LitBlog

LitFood

Book Reviews
Mosley, best known for his gritty Easy Rawlins mysteries, explores cosmic questions of justice and redemption in this odd tale of Tempest Landry, a black man shot dead by police when they thought he was pulling a gun. Landry throws the afterlife into turmoil by refusing to accept St. Peter's judgment that he must spend eternity in Hell. Three years after his death, Landry is returned to Manhattan, with a new face and an angel named Joshua to watch over him. As Landry sets up one morally complex situation after another, Joshua engages him in discussions of situational ethics, trying to get Landry to accept that he is a sinner and deserves damnation. Eventually, Landry recruits Satan himself in his cause. The interesting concept is not matched by its execution, but some readers may find Landry a humorous creation and appreciate his eventual solution to his dilemma.
Publishers Weekly


Tempest Landry, a quick-witted African American resident of Harlem, NY, is walking home when a case of mistaken identity leads to his being shot by police. He finds himself standing in line at the gates of heaven waiting to talk to Saint Peter, who reviews his past transgressions and finds him wanting.
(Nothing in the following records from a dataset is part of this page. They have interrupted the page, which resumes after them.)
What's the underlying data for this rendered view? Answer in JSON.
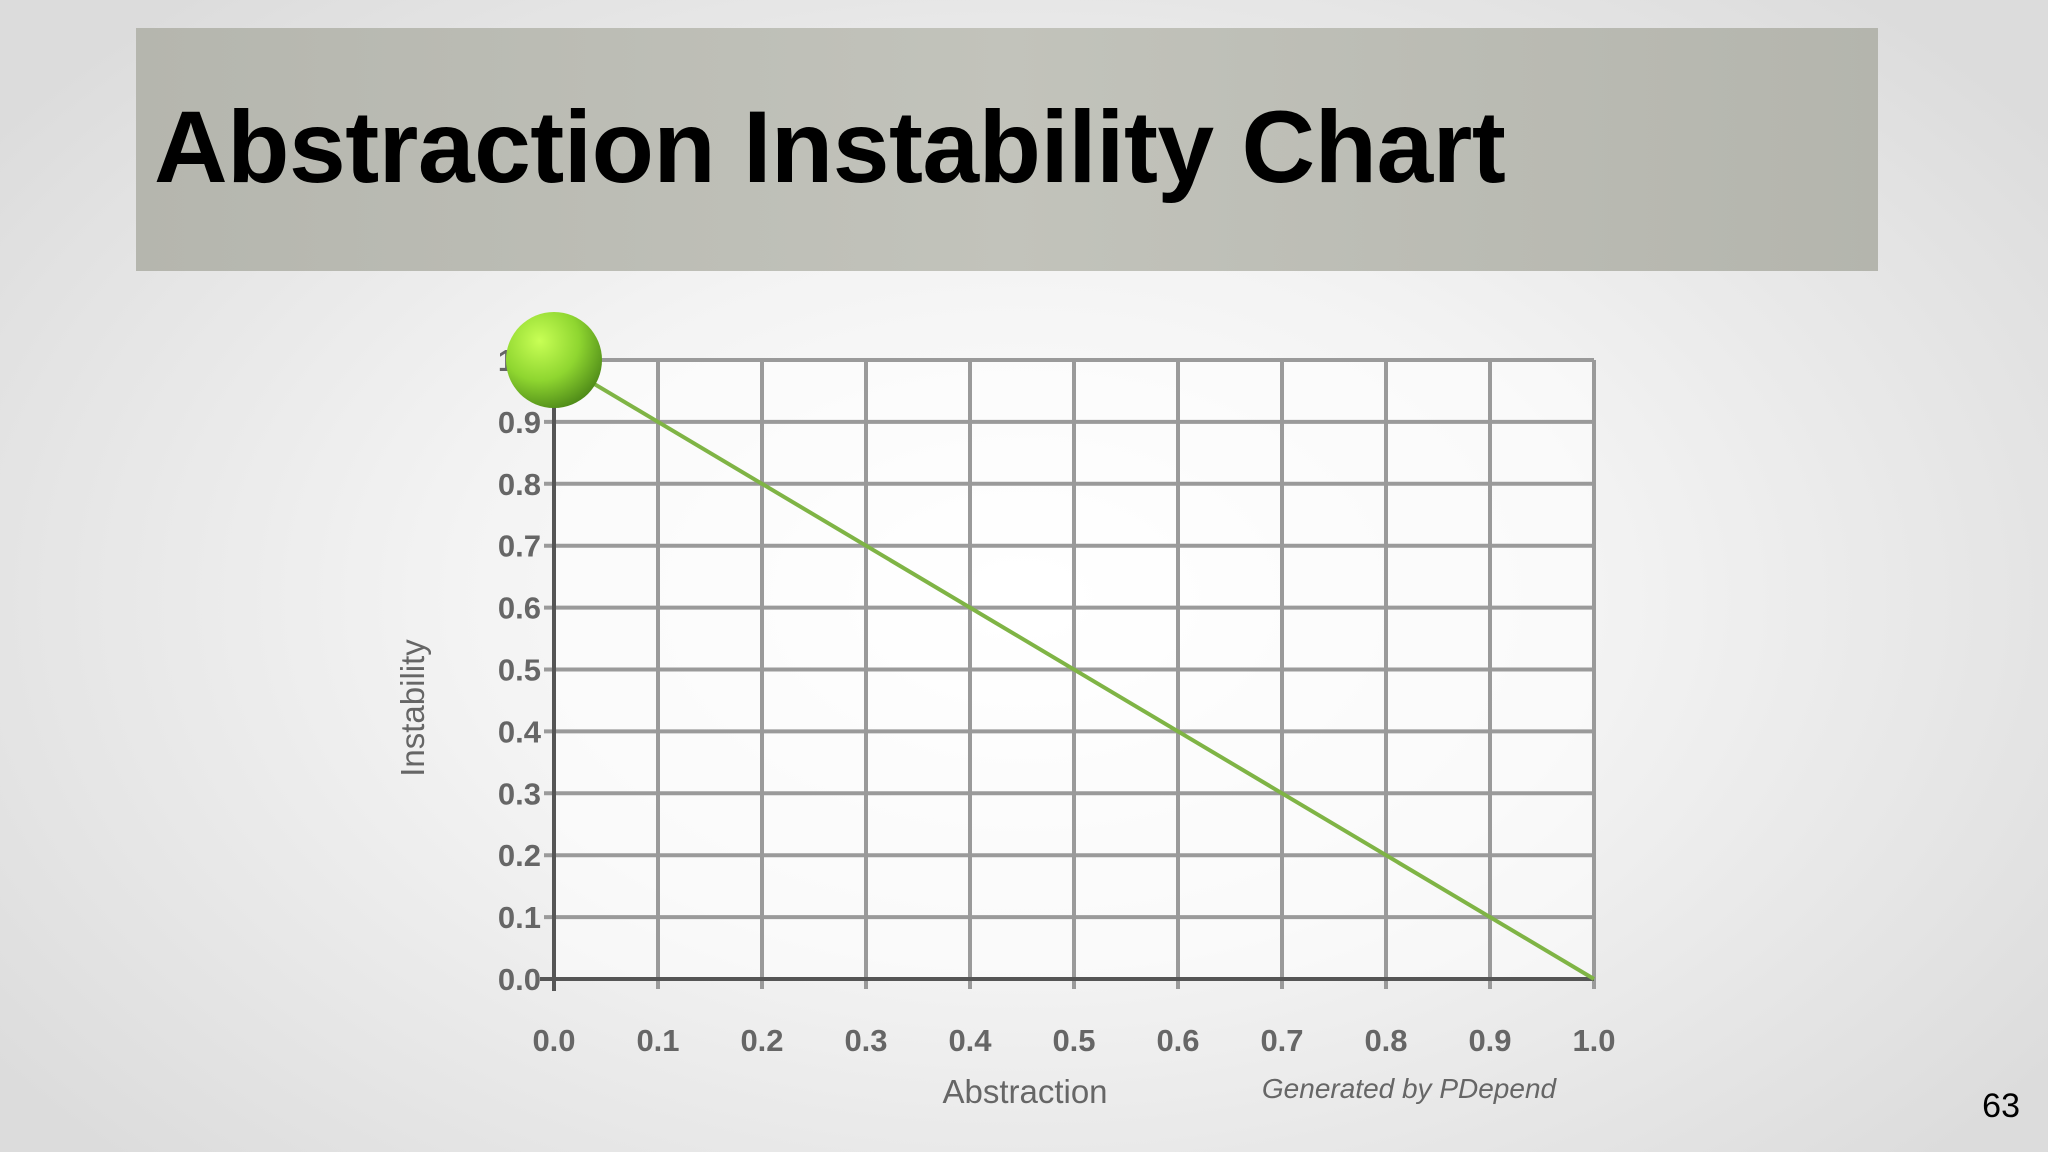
{
  "slide": {
    "title": "Abstraction Instability Chart",
    "number": "63"
  },
  "colors": {
    "grid": "#9a9a9a",
    "axis": "#555555",
    "main_sequence": "#7fb445",
    "point_light": "#b8f247",
    "point_dark": "#5a9a1a"
  },
  "chart_data": {
    "type": "scatter",
    "xlabel": "Abstraction",
    "ylabel": "Instability",
    "credit": "Generated by PDepend",
    "xlim": [
      0,
      1
    ],
    "ylim": [
      0,
      1
    ],
    "x_ticks": [
      "0.0",
      "0.1",
      "0.2",
      "0.3",
      "0.4",
      "0.5",
      "0.6",
      "0.7",
      "0.8",
      "0.9",
      "1.0"
    ],
    "y_ticks": [
      "0.0",
      "0.1",
      "0.2",
      "0.3",
      "0.4",
      "0.5",
      "0.6",
      "0.7",
      "0.8",
      "0.9",
      "1.0"
    ],
    "grid": true,
    "reference_line": {
      "from": [
        0,
        1
      ],
      "to": [
        1,
        0
      ]
    },
    "points": [
      {
        "x": 0.0,
        "y": 1.0
      }
    ]
  }
}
Tempest is denied entry into heaven and ordered to hell. Believing his "sins" justified and heaven refusing to see the full truth, Tempest refuses to go and challenges Saint Peter to prove to him that he is a sinner. And so begins Tempest's return to Earth with a denizen of heaven, Joshua Angel, to convince Tempest of Saint Peter's edict. Of course, the devil wants Tempest's soul and is scheming to use Tempest to destroy heaven. In a salute to Langston Hughes's Jesse B. Semple stories, Mosley, best-known for his Easy Rawlins mystery series, has written a humorous, thought-provoking, and accessible literary tale of the concept and treatment of sin and sinners in contemporary times. Recommended for popular fiction and African American fiction collections.
Joy St. John - Library Journal


Tempest Landry, a black man gunned down by white cops in Harlem, finds himself judged by St. Peter at heaven’s gate—and disputes the result.... Though the novel sometimes feels thrown together, Mosley is enough of a pro to make this talky allegory fun and even funny—it picks up steam with the arrival of a devilish white man named Basel Bob—but less message-specific fiction might have been more interesting, and pure nonfiction might have been meatier. Mosley is a big name, but his ever-increasing output means that even loyal fans must choose their favorite genres in his ever-growing oeuvre. —Keir Graff
Booklist


Versatile Mosley tells the story of a black man dead before his time who shakes up the divine order by refusing his condemnation to Hell. Tempest Landry is walking up Adam Clayton Powell Boulevard in Harlem, minding his own business, when a police officer takes him for an armed robber he's pursuing and shoots him dead. According to St. Peter, Tempest deserves eternal damnation not because of the robbery-the heavenly recorder doesn't make such errors-but because he stabbed a schoolboy who was about to shoot him, stole church funds to buy his sick aunt groceries and told lies that sent an incorrigible rapist and killer to prison for a crime he didn't commit. When Tempest respectfully dissents, Peter sees no alternative to sending him back to earth, accompanied by a heavenly accountant who takes the name Joshua Angel, until he accepts the divine judgment. Back in Harlem, however, Tempest is no more pliable than he was at the gates of Heaven. In a series of brief chapters, he keeps remonstrating with Angel that although he may not be perfect, he hasn't done anything all that bad either. Each chapter is launched by a new narrative premise: Tempest finds that his wife has taken up with another man; Tempest attends the funeral of an ancient family friend; Angel finds himself falling for a woman Tempest has introduced him to; the Devil, in the form of someone named Bob, appears and demands Tempest's soul. But the core of the tale is the anti-catechism that emerges from the dialogues between man and angel. For all the audacity of his imagination, Mosley (Blonde Faith, 2007, etc.) is no theologian. He seems unaware of either the centuries of catechetical literature or the dozens of deal-with-the-devil stories that precede his own entry. A classic case of overreaching, though one that's often moving and provoking.